A Critical Residue Selectively Recruits Nucleotides for T7 RNA Polymerase Transcription Fidelity Control

Abstract

Nucleotide selection is essential for fidelity control in gene replication and transcription. Recent work on T7 RNA polymerase suggested that a small posttranslocation free energy bias stabilizes Tyr639 in the active site to aid nucleotide selection. However, it was not clear exactly how Tyr639 assists the selection. Here we report a molecular-dynamics simulation study revealing atomistic detail of this critical selectivity. The study shows first that Tyr639 blocks the active site at posttranslocation by marginally stacking to the end basepair of the DNA-RNA hybrid. The study then demonstrates that at the nucleotide preinsertion state, a cognate RNA nucleotide does not affect the local Tyr639 stabilization, whereas a noncognate nucleotide substantially stabilizes Tyr639 so that Tyr639 keeps blocking the active site. As a result, further nucleotide insertion into the active site, which requires moving Tyr639 out of the site, would be hindered for the noncognate nucleotide, but not for the cognate nucleotide. In particular, we note that water molecules assist the ribose recognition in the RNA nucleotide preinsertion, and help Tyr639 stacking to the end basepair in the case of a DNA nucleotide.
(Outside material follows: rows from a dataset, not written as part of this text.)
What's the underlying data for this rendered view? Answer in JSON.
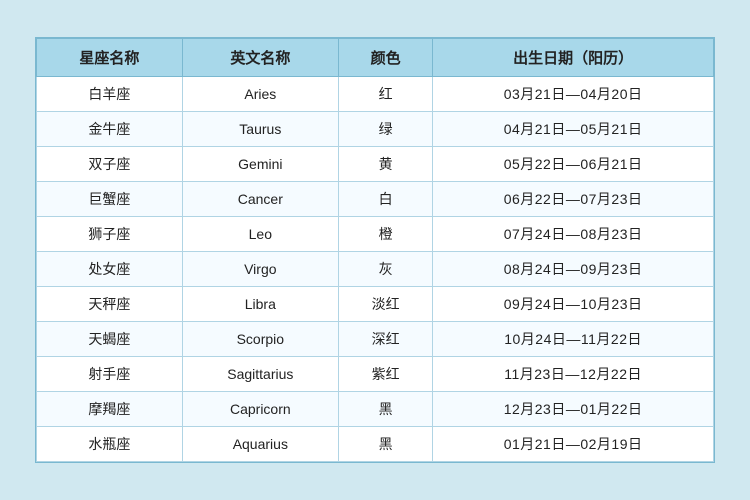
{
  "table": {
    "headers": [
      "星座名称",
      "英文名称",
      "颜色",
      "出生日期（阳历）"
    ],
    "rows": [
      {
        "chinese": "白羊座",
        "english": "Aries",
        "color": "红",
        "dates": "03月21日—04月20日"
      },
      {
        "chinese": "金牛座",
        "english": "Taurus",
        "color": "绿",
        "dates": "04月21日—05月21日"
      },
      {
        "chinese": "双子座",
        "english": "Gemini",
        "color": "黄",
        "dates": "05月22日—06月21日"
      },
      {
        "chinese": "巨蟹座",
        "english": "Cancer",
        "color": "白",
        "dates": "06月22日—07月23日"
      },
      {
        "chinese": "狮子座",
        "english": "Leo",
        "color": "橙",
        "dates": "07月24日—08月23日"
      },
      {
        "chinese": "处女座",
        "english": "Virgo",
        "color": "灰",
        "dates": "08月24日—09月23日"
      },
      {
        "chinese": "天秤座",
        "english": "Libra",
        "color": "淡红",
        "dates": "09月24日—10月23日"
      },
      {
        "chinese": "天蝎座",
        "english": "Scorpio",
        "color": "深红",
        "dates": "10月24日—11月22日"
      },
      {
        "chinese": "射手座",
        "english": "Sagittarius",
        "color": "紫红",
        "dates": "11月23日—12月22日"
      },
      {
        "chinese": "摩羯座",
        "english": "Capricorn",
        "color": "黑",
        "dates": "12月23日—01月22日"
      },
      {
        "chinese": "水瓶座",
        "english": "Aquarius",
        "color": "黑",
        "dates": "01月21日—02月19日"
      }
    ]
  }
}
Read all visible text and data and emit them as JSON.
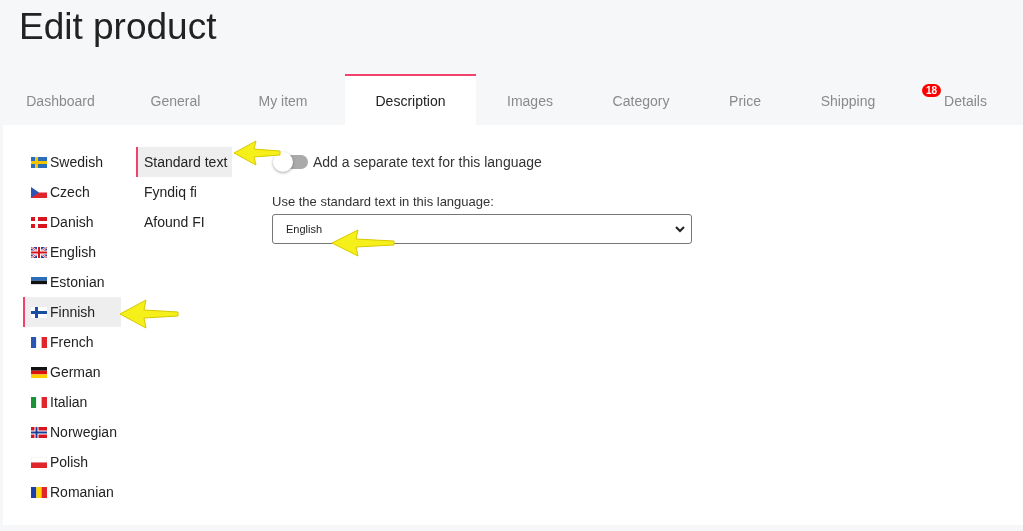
{
  "page": {
    "title": "Edit product"
  },
  "tabs": [
    {
      "label": "Dashboard",
      "selected": false
    },
    {
      "label": "General",
      "selected": false
    },
    {
      "label": "My item",
      "selected": false
    },
    {
      "label": "Description",
      "selected": true
    },
    {
      "label": "Images",
      "selected": false
    },
    {
      "label": "Category",
      "selected": false
    },
    {
      "label": "Price",
      "selected": false
    },
    {
      "label": "Shipping",
      "selected": false
    },
    {
      "label": "Details",
      "selected": false,
      "badge": "18"
    }
  ],
  "languages": [
    {
      "label": "Swedish",
      "selected": false
    },
    {
      "label": "Czech",
      "selected": false
    },
    {
      "label": "Danish",
      "selected": false
    },
    {
      "label": "English",
      "selected": false
    },
    {
      "label": "Estonian",
      "selected": false
    },
    {
      "label": "Finnish",
      "selected": true
    },
    {
      "label": "French",
      "selected": false
    },
    {
      "label": "German",
      "selected": false
    },
    {
      "label": "Italian",
      "selected": false
    },
    {
      "label": "Norwegian",
      "selected": false
    },
    {
      "label": "Polish",
      "selected": false
    },
    {
      "label": "Romanian",
      "selected": false
    }
  ],
  "text_sources": [
    {
      "label": "Standard text",
      "selected": true
    },
    {
      "label": "Fyndiq fi",
      "selected": false
    },
    {
      "label": "Afound FI",
      "selected": false
    }
  ],
  "separate_text": {
    "label": "Add a separate text for this language",
    "on": false
  },
  "standard_text": {
    "label": "Use the standard text in this language:",
    "value": "English"
  }
}
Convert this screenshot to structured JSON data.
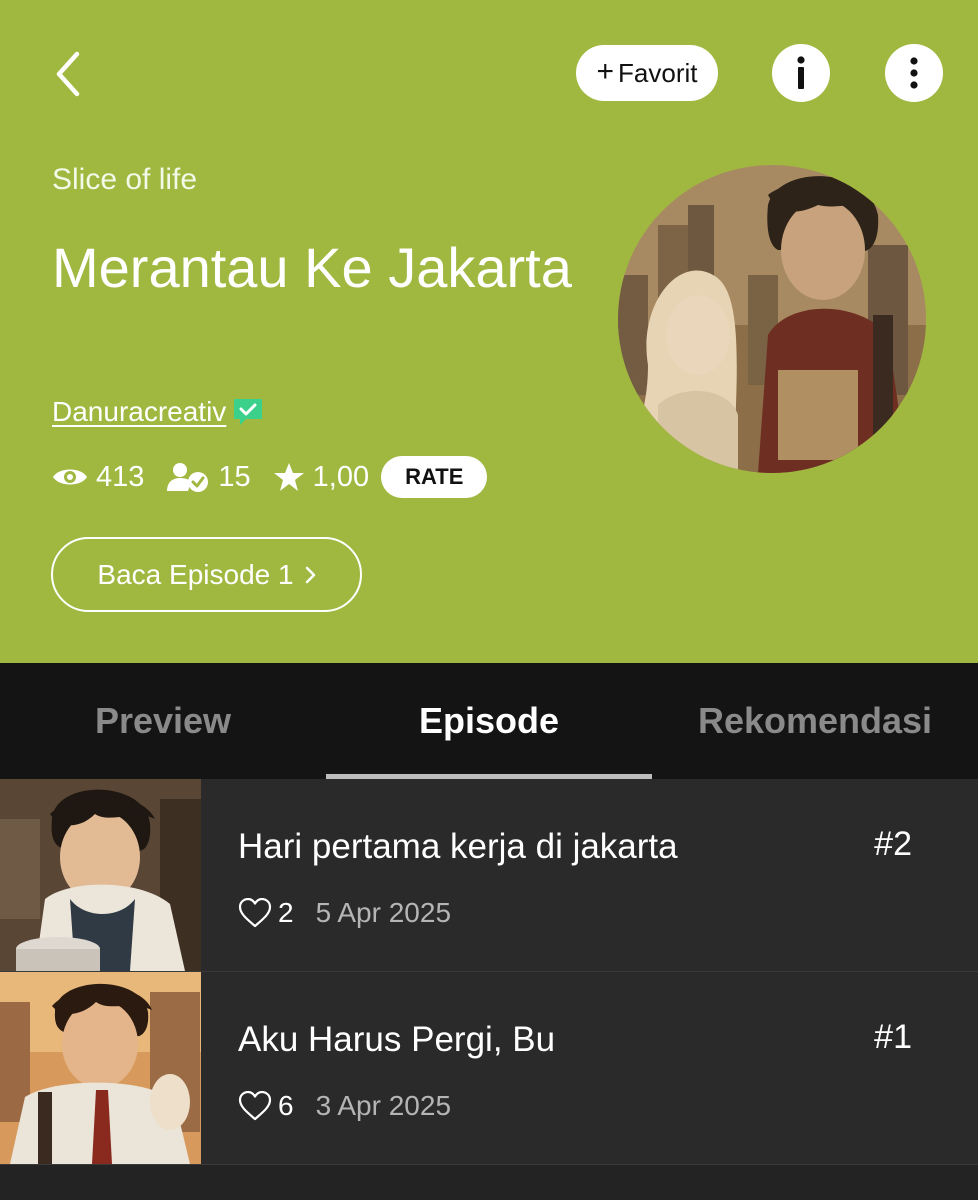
{
  "header": {
    "favorite_label": "Favorit",
    "genre": "Slice of life",
    "title": "Merantau Ke Jakarta",
    "author": "Danuracreativ",
    "stats": {
      "views": "413",
      "subscribers": "15",
      "rating": "1,00"
    },
    "rate_label": "RATE",
    "read_label": "Baca Episode 1",
    "bg_color": "#a0b840"
  },
  "tabs": [
    {
      "label": "Preview",
      "active": false
    },
    {
      "label": "Episode",
      "active": true
    },
    {
      "label": "Rekomendasi",
      "active": false
    }
  ],
  "episodes": [
    {
      "title": "Hari pertama kerja di jakarta",
      "number": "#2",
      "likes": "2",
      "date": "5 Apr 2025"
    },
    {
      "title": "Aku Harus Pergi, Bu",
      "number": "#1",
      "likes": "6",
      "date": "3 Apr 2025"
    }
  ],
  "icons": [
    "back-icon",
    "plus-icon",
    "info-icon",
    "more-vertical-icon",
    "verified-icon",
    "eye-icon",
    "subscribers-icon",
    "star-icon",
    "chevron-right-icon",
    "heart-icon"
  ]
}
It was also seen that a base-mismatched nucleotide at preinsertion directly grabs Tyr639 for the active site stabilization. We also find that in a mutant polymerase Y639F the strong stabilization of residue 639 in the active site cannot establish upon the DNA nucleotide preinsertion. The finding explains the reduced differentiation between ribo- and deoxyribonucleotides that has been recorded experimentally for the mutant polymerase.